Nothing about the theistic evolutionist’s position contradicts any of this. God cannot be “left out” even from wholly “natural” processes because even “natural” processes work only because God has willed them to do so in that fashion. For example, every time an electron seeks to pass from one atom to another, God is involved – He can say, “Okay,” and let it happen, or He can say, “No,” and prevent it. Likewise, any time the copying process in a single gene seeks to go awry, God is there to say “yea” or “nay” to the occurrence.
Here’s where I think you’re getting hung up. You’re basically saying, “I should be able to see God working in this.” But instead of looking at the natural world and seeing God at work in all of it, you’re waiting for the unexplainable to occur, and only then will you say, “Look!

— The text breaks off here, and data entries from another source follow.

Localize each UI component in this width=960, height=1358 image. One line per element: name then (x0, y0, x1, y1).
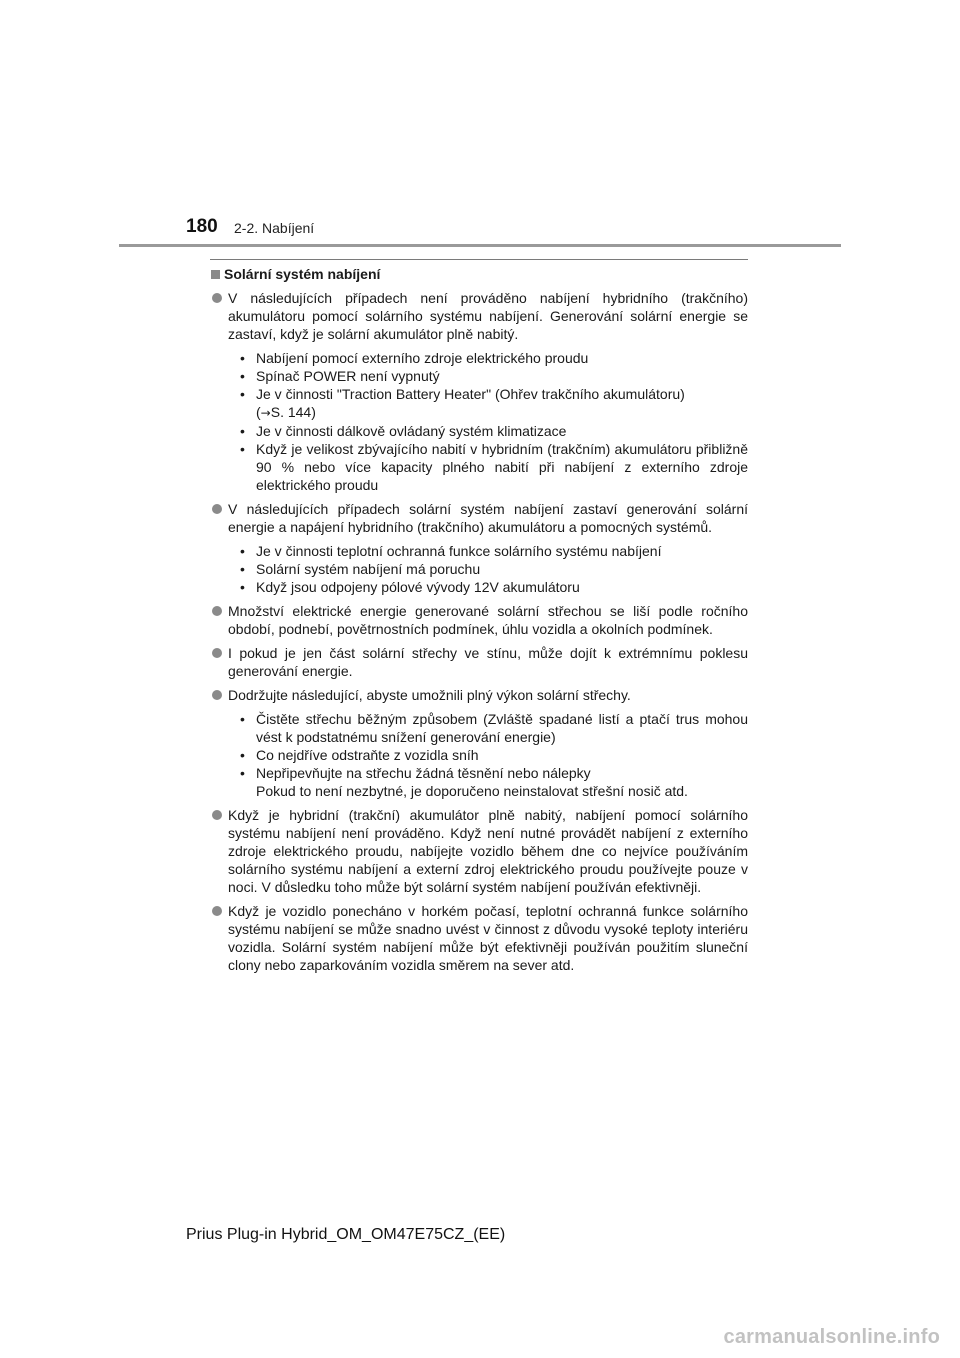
bullet-text: Dodržujte následující, abyste umožnili plný výkon solární střechy. (228, 687, 631, 703)
sub-item: • Co nejdříve odstraňte z vozidla sníh (240, 747, 479, 763)
bullet-text: Množství elektrické energie generované solární střechou se liší podle ročního období, podnebí, povětrnostních podmínek, úhlu vozidla a okolních podmínek. (228, 603, 748, 637)
bullet-text: Když je hybridní (trakční) akumulátor plně nabitý, nabíjení pomocí solárního systému nabíjení není prováděno. Když není nutné provádět nabíjení z externího zdroje elektrického proudu, nabíjejte vozidlo během dne co nejvíce používáním solárního systému nabíjení a externí zdroj elektrického proudu používejte pouze v noci. V důsledku toho může být solární systém nabíjení používán efektivněji. (228, 807, 748, 895)
sub-item: • Nabíjení pomocí externího zdroje elektrického proudu (240, 350, 589, 366)
round-bullet-icon (212, 810, 222, 820)
arrow-right-icon: → (260, 406, 271, 420)
page-content (211, 265, 748, 974)
bullet-item (211, 806, 748, 896)
sub-item: • Když jsou odpojeny pólové vývody 12V akumulátoru (240, 579, 580, 595)
page-reference-link[interactable]: S. 144 (270, 404, 312, 420)
sub-item-text: Co nejdříve odstraňte z vozidla sníh (256, 747, 479, 763)
sub-item: • Je v činnosti dálkově ovládaný systém klimatizace (240, 423, 567, 439)
sub-item-text: Je v činnosti "Traction Battery Heater" (Ohřev trakčního akumulátoru) (256, 386, 685, 402)
sub-item: • Je v činnosti teplotní ochranná funkce solárního systému nabíjení (240, 543, 662, 559)
subsection-heading (211, 265, 748, 283)
page-number: 180 (186, 216, 218, 237)
bullet-item (211, 500, 748, 596)
sub-item-text: Když jsou odpojeny pólové vývody 12V akumulátoru (256, 579, 580, 595)
site-watermark: carmanualsonline.info (723, 1326, 940, 1348)
sub-list (228, 349, 748, 494)
sub-item-text: Čistěte střechu běžným způsobem (Zvláště spadané listí a ptačí trus mohou vést k podstatnému snížení generování energie) (256, 711, 748, 745)
sub-item-text: Nepřipevňujte na střechu žádná těsnění nebo nálepky (256, 765, 591, 781)
sub-item-text: Je v činnosti teplotní ochranná funkce solárního systému nabíjení (256, 543, 662, 559)
round-bullet-icon (212, 906, 222, 916)
bullet-text: Když je vozidlo ponecháno v horkém počasí, teplotní ochranná funkce solárního systému nabíjení se může snadno uvést v činnost z důvodu vysoké teploty interiéru vozidla. Solární systém nabíjení může být efektivněji používán použitím sluneční clony nebo zaparkováním vozidla směrem na sever atd. (228, 903, 748, 973)
sub-item: • Když je velikost zbývajícího nabití v hybridním (trakčním) akumulátoru přibližně 90 % nebo více kapacity plného nabití při nabíjení z externího zdroje elektrického proudu (240, 441, 748, 493)
sub-item: • Spínač POWER není vypnutý (240, 368, 440, 384)
bullet-item (211, 686, 748, 800)
sub-item-text: Spínač POWER není vypnutý (256, 368, 440, 384)
section-title: 2-2. Nabíjení (234, 220, 315, 236)
round-bullet-icon (212, 504, 222, 514)
round-bullet-icon (212, 690, 222, 700)
bullet-item (211, 602, 748, 638)
document-id-footer: Prius Plug-in Hybrid_OM_OM47E75CZ_(EE) (186, 1226, 506, 1243)
round-bullet-icon (212, 293, 222, 303)
bullet-text: V následujících případech není prováděno nabíjení hybridního (trakčního) akumulátoru pomocí solárního systému nabíjení. Generování solární energie se zastaví, když je solární akumulátor plně nabitý. (228, 290, 748, 342)
bullet-item (211, 902, 748, 974)
round-bullet-icon (212, 648, 222, 658)
bullet-item (211, 289, 748, 494)
subsection-heading-text: Solární systém nabíjení (224, 266, 381, 282)
bullet-text: I pokud je jen část solární střechy ve stínu, může dojít k extrémnímu poklesu generování energie. (228, 645, 748, 679)
sub-item-text: Když je velikost zbývajícího nabití v hybridním (trakčním) akumulátoru přibližně 90 % nebo více kapacity plného nabití při nabíjení z externího zdroje elektrického proudu (256, 441, 748, 493)
sub-item-note: Pokud to není nezbytné, je doporučeno neinstalovat střešní nosič atd. (256, 783, 688, 799)
header-divider (119, 244, 841, 247)
sub-list (228, 710, 748, 800)
sub-item-text: Nabíjení pomocí externího zdroje elektrického proudu (256, 350, 589, 366)
round-bullet-icon (212, 606, 222, 616)
sub-item: • Čistěte střechu běžným způsobem (Zvláště spadané listí a ptačí trus mohou vést k podstatnému snížení generování energie) (240, 711, 748, 745)
sub-item: • Nepřipevňujte na střechu žádná těsnění nebo nálepky Pokud to není nezbytné, je doporučeno neinstalovat střešní nosič atd. (240, 765, 688, 799)
square-bullet-icon (211, 270, 220, 279)
sub-item: • Solární systém nabíjení má poruchu (240, 561, 481, 577)
bullet-text: V následujících případech solární systém nabíjení zastaví generování solární energie a napájení hybridního (trakčního) akumulátoru a pomocných systémů. (228, 501, 748, 535)
sub-list (228, 542, 748, 596)
sub-item-text: Je v činnosti dálkově ovládaný systém klimatizace (256, 423, 567, 439)
sub-item: • Je v činnosti "Traction Battery Heater" (Ohřev trakčního akumulátoru) (→S. 144) (240, 386, 685, 420)
bullet-item (211, 644, 748, 680)
content-divider (210, 259, 748, 260)
sub-item-text: Solární systém nabíjení má poruchu (256, 561, 481, 577)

There is God!” It is as if your primary rule for detecting God at work is, “If there’s a natural explanation for it, then God wasn’t involved in it.”
But if that is so, then doesn’t every bit of knowledge we gain about the natural world through science drain that much of God out of the world, in your eyes? That’s sort of like finding God only though ignorance, isn’t it? From that kind of perspective, it would have been better had man never discovered anything about electricity, or the atom, or the weather, etc., because every such discovery squeezed God bit by bit out of the natural world and into a smaller and smaller “supernatural” space which only He could inhabit. And today, particularly in the field of biology, where God used to have a sprawling mansion, you’re thinking He’s now been relegated to a tiny shed out back because of all we’ve learned about disease, anatomy, genetics, etc.
In summary, what I’m saying is that if in your eyes God can only be perceived in the impossible, your God is continually shrinking. Thank goodness for recorded miracles, then, or else someday you’d have no God at all to which to attribute anything.